“Photographer Inta Ruka. [An interview with photographer Andrejs Grants],” in Helēna Demakova, ed., The Self. Personal Journeys to Contemporary Art: The 1960s–1980s in Soviet Latvia (Riga: Ministry of Culture of the Republic of Latvia, 2011), 364-374. ISBN 9789934801037.
Inta Ruka (b. 1958) is one of the most well-known Latvian photographers who has achieved great success in portraiture. Among her signature series are: My Country People (1983-1998), People I Have Met (1999-2004), and 5a Amalijas Street (2004-2008). The creative development of Ruka in the 1980s is closely related to the young generation that was defining its position in the photography of this decade, “the new wave of photography.” They turned to documentary material. The documentary as “un-manipulated” or “uncompromising” realism for them opened up new avenues for photography that were opposite to the principles of image making and aesthetics cultivated in the Latvian photographic art in the 1960s and 1970s.

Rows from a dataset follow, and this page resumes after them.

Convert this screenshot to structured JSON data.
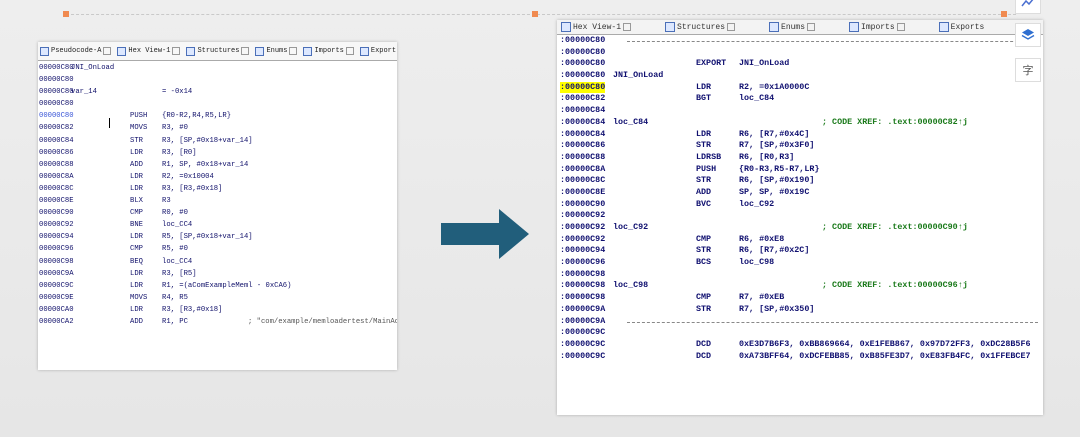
{
  "left": {
    "tabs": [
      "Pseudocode-A",
      "Hex View-1",
      "Structures",
      "Enums",
      "Imports",
      "Export"
    ],
    "lines": [
      {
        "addr": "00000C80",
        "label": "JNI_OnLoad",
        "mn": "",
        "op": "",
        "cm": ""
      },
      {
        "addr": "00000C80",
        "label": "",
        "mn": "",
        "op": "",
        "cm": ""
      },
      {
        "addr": "00000C80",
        "label": "var_14",
        "mn": "",
        "op": "= -0x14",
        "cm": ""
      },
      {
        "addr": "00000C80",
        "label": "",
        "mn": "",
        "op": "",
        "cm": ""
      },
      {
        "addr": "00000C80",
        "label": "",
        "mn": "PUSH",
        "op": "{R0-R2,R4,R5,LR}",
        "cm": "",
        "hl": true
      },
      {
        "addr": "00000C82",
        "label": "",
        "mn": "MOVS",
        "op": "R3, #0",
        "cm": ""
      },
      {
        "addr": "00000C84",
        "label": "",
        "mn": "STR",
        "op": "R3, [SP,#0x18+var_14]",
        "cm": ""
      },
      {
        "addr": "00000C86",
        "label": "",
        "mn": "LDR",
        "op": "R3, [R0]",
        "cm": ""
      },
      {
        "addr": "00000C88",
        "label": "",
        "mn": "ADD",
        "op": "R1, SP, #0x18+var_14",
        "cm": ""
      },
      {
        "addr": "00000C8A",
        "label": "",
        "mn": "LDR",
        "op": "R2, =0x10004",
        "cm": ""
      },
      {
        "addr": "00000C8C",
        "label": "",
        "mn": "LDR",
        "op": "R3, [R3,#0x18]",
        "cm": ""
      },
      {
        "addr": "00000C8E",
        "label": "",
        "mn": "BLX",
        "op": "R3",
        "cm": ""
      },
      {
        "addr": "00000C90",
        "label": "",
        "mn": "CMP",
        "op": "R0, #0",
        "cm": ""
      },
      {
        "addr": "00000C92",
        "label": "",
        "mn": "BNE",
        "op": "loc_CC4",
        "cm": ""
      },
      {
        "addr": "00000C94",
        "label": "",
        "mn": "LDR",
        "op": "R5, [SP,#0x18+var_14]",
        "cm": ""
      },
      {
        "addr": "00000C96",
        "label": "",
        "mn": "CMP",
        "op": "R5, #0",
        "cm": ""
      },
      {
        "addr": "00000C98",
        "label": "",
        "mn": "BEQ",
        "op": "loc_CC4",
        "cm": ""
      },
      {
        "addr": "00000C9A",
        "label": "",
        "mn": "LDR",
        "op": "R3, [R5]",
        "cm": ""
      },
      {
        "addr": "00000C9C",
        "label": "",
        "mn": "LDR",
        "op": "R1, =(aComExampleMeml - 0xCA6)",
        "cm": ""
      },
      {
        "addr": "00000C9E",
        "label": "",
        "mn": "MOVS",
        "op": "R4, R5",
        "cm": ""
      },
      {
        "addr": "00000CA0",
        "label": "",
        "mn": "LDR",
        "op": "R3, [R3,#0x18]",
        "cm": ""
      },
      {
        "addr": "00000CA2",
        "label": "",
        "mn": "ADD",
        "op": "R1, PC",
        "cm": "; \"com/example/memloadertest/MainActivity\""
      }
    ]
  },
  "right": {
    "tabs": [
      "Hex View-1",
      "Structures",
      "Enums",
      "Imports",
      "Exports"
    ],
    "lines": [
      {
        "addr": ":00000C80",
        "label": "",
        "mn": "",
        "op": "",
        "cm": "",
        "sep": true
      },
      {
        "addr": ":00000C80",
        "label": "",
        "mn": "",
        "op": "",
        "cm": ""
      },
      {
        "addr": ":00000C80",
        "label": "",
        "mn": "EXPORT",
        "op": "JNI_OnLoad",
        "cm": ""
      },
      {
        "addr": ":00000C80",
        "label": "JNI_OnLoad",
        "mn": "",
        "op": "",
        "cm": ""
      },
      {
        "addr": ":00000C80",
        "label": "",
        "mn": "LDR",
        "op": "R2, =0x1A0000C",
        "cm": "",
        "hl": true
      },
      {
        "addr": ":00000C82",
        "label": "",
        "mn": "BGT",
        "op": "loc_C84",
        "cm": ""
      },
      {
        "addr": ":00000C84",
        "label": "",
        "mn": "",
        "op": "",
        "cm": ""
      },
      {
        "addr": ":00000C84",
        "label": "loc_C84",
        "mn": "",
        "op": "",
        "cm": "; CODE XREF: .text:00000C82↑j"
      },
      {
        "addr": ":00000C84",
        "label": "",
        "mn": "LDR",
        "op": "R6, [R7,#0x4C]",
        "cm": ""
      },
      {
        "addr": ":00000C86",
        "label": "",
        "mn": "STR",
        "op": "R7, [SP,#0x3F0]",
        "cm": ""
      },
      {
        "addr": ":00000C88",
        "label": "",
        "mn": "LDRSB",
        "op": "R6, [R0,R3]",
        "cm": ""
      },
      {
        "addr": ":00000C8A",
        "label": "",
        "mn": "PUSH",
        "op": "{R0-R3,R5-R7,LR}",
        "cm": ""
      },
      {
        "addr": ":00000C8C",
        "label": "",
        "mn": "STR",
        "op": "R6, [SP,#0x190]",
        "cm": ""
      },
      {
        "addr": ":00000C8E",
        "label": "",
        "mn": "ADD",
        "op": "SP, SP, #0x19C",
        "cm": ""
      },
      {
        "addr": ":00000C90",
        "label": "",
        "mn": "BVC",
        "op": "loc_C92",
        "cm": ""
      },
      {
        "addr": ":00000C92",
        "label": "",
        "mn": "",
        "op": "",
        "cm": ""
      },
      {
        "addr": ":00000C92",
        "label": "loc_C92",
        "mn": "",
        "op": "",
        "cm": "; CODE XREF: .text:00000C90↑j"
      },
      {
        "addr": ":00000C92",
        "label": "",
        "mn": "CMP",
        "op": "R6, #0xE8",
        "cm": ""
      },
      {
        "addr": ":00000C94",
        "label": "",
        "mn": "STR",
        "op": "R6, [R7,#0x2C]",
        "cm": ""
      },
      {
        "addr": ":00000C96",
        "label": "",
        "mn": "BCS",
        "op": "loc_C98",
        "cm": ""
      },
      {
        "addr": ":00000C98",
        "label": "",
        "mn": "",
        "op": "",
        "cm": ""
      },
      {
        "addr": ":00000C98",
        "label": "loc_C98",
        "mn": "",
        "op": "",
        "cm": "; CODE XREF: .text:00000C96↑j"
      },
      {
        "addr": ":00000C98",
        "label": "",
        "mn": "CMP",
        "op": "R7, #0xEB",
        "cm": ""
      },
      {
        "addr": ":00000C9A",
        "label": "",
        "mn": "STR",
        "op": "R7, [SP,#0x350]",
        "cm": ""
      },
      {
        "addr": ":00000C9A",
        "label": "",
        "mn": "",
        "op": "",
        "cm": "",
        "sep": true
      },
      {
        "addr": ":00000C9C",
        "label": "",
        "mn": "",
        "op": "",
        "cm": ""
      },
      {
        "addr": ":00000C9C",
        "label": "",
        "mn": "DCD",
        "op": "0xE3D7B6F3, 0xBB869664, 0xE1FEB867, 0x97D72FF3, 0xDC28B5F6",
        "cm": ""
      },
      {
        "addr": ":00000C9C",
        "label": "",
        "mn": "DCD",
        "op": "0xA73BFF64, 0xDCFEBB85, 0xB85FE3D7, 0xE83FB4FC, 0x1FFEBCE7",
        "cm": ""
      }
    ]
  },
  "tools": {
    "icons": [
      "chart-icon",
      "layers-icon",
      "text-icon"
    ],
    "text_glyph": "字"
  },
  "colors": {
    "arrow": "#215e7b",
    "handle": "#f08a50",
    "highlight": "#ffff00"
  }
}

Ruka and other then young photographers, including Andrejs Grants, attracted attention of the curators of art exhibitions at the end of the 1980s and beginning of the 1990s, such as Helena Demakova, Vid lngelevics, Philip Legros, Barbara Straka and others. Reviewing the catalogues of the first important exhibitions of Latvian photography in the West in the late l980s and early 1990s, one will always find the name of Ruka in the list of participants, along Andrejs Grants, Egons Spuris, Gvido Kajons, or Valts Kleins.
Grants and Ruka emerged from a milieu connected to The Ogre Camera Club, named after its location - a town not far from Riga. The club was led by photographer Egons Spuris, Ruka’s teacher and husband. Andrejs Grants in this conversation discusses the context and conditions under which the new wave of photography could arise in Latvia and such artists as Ruka develop.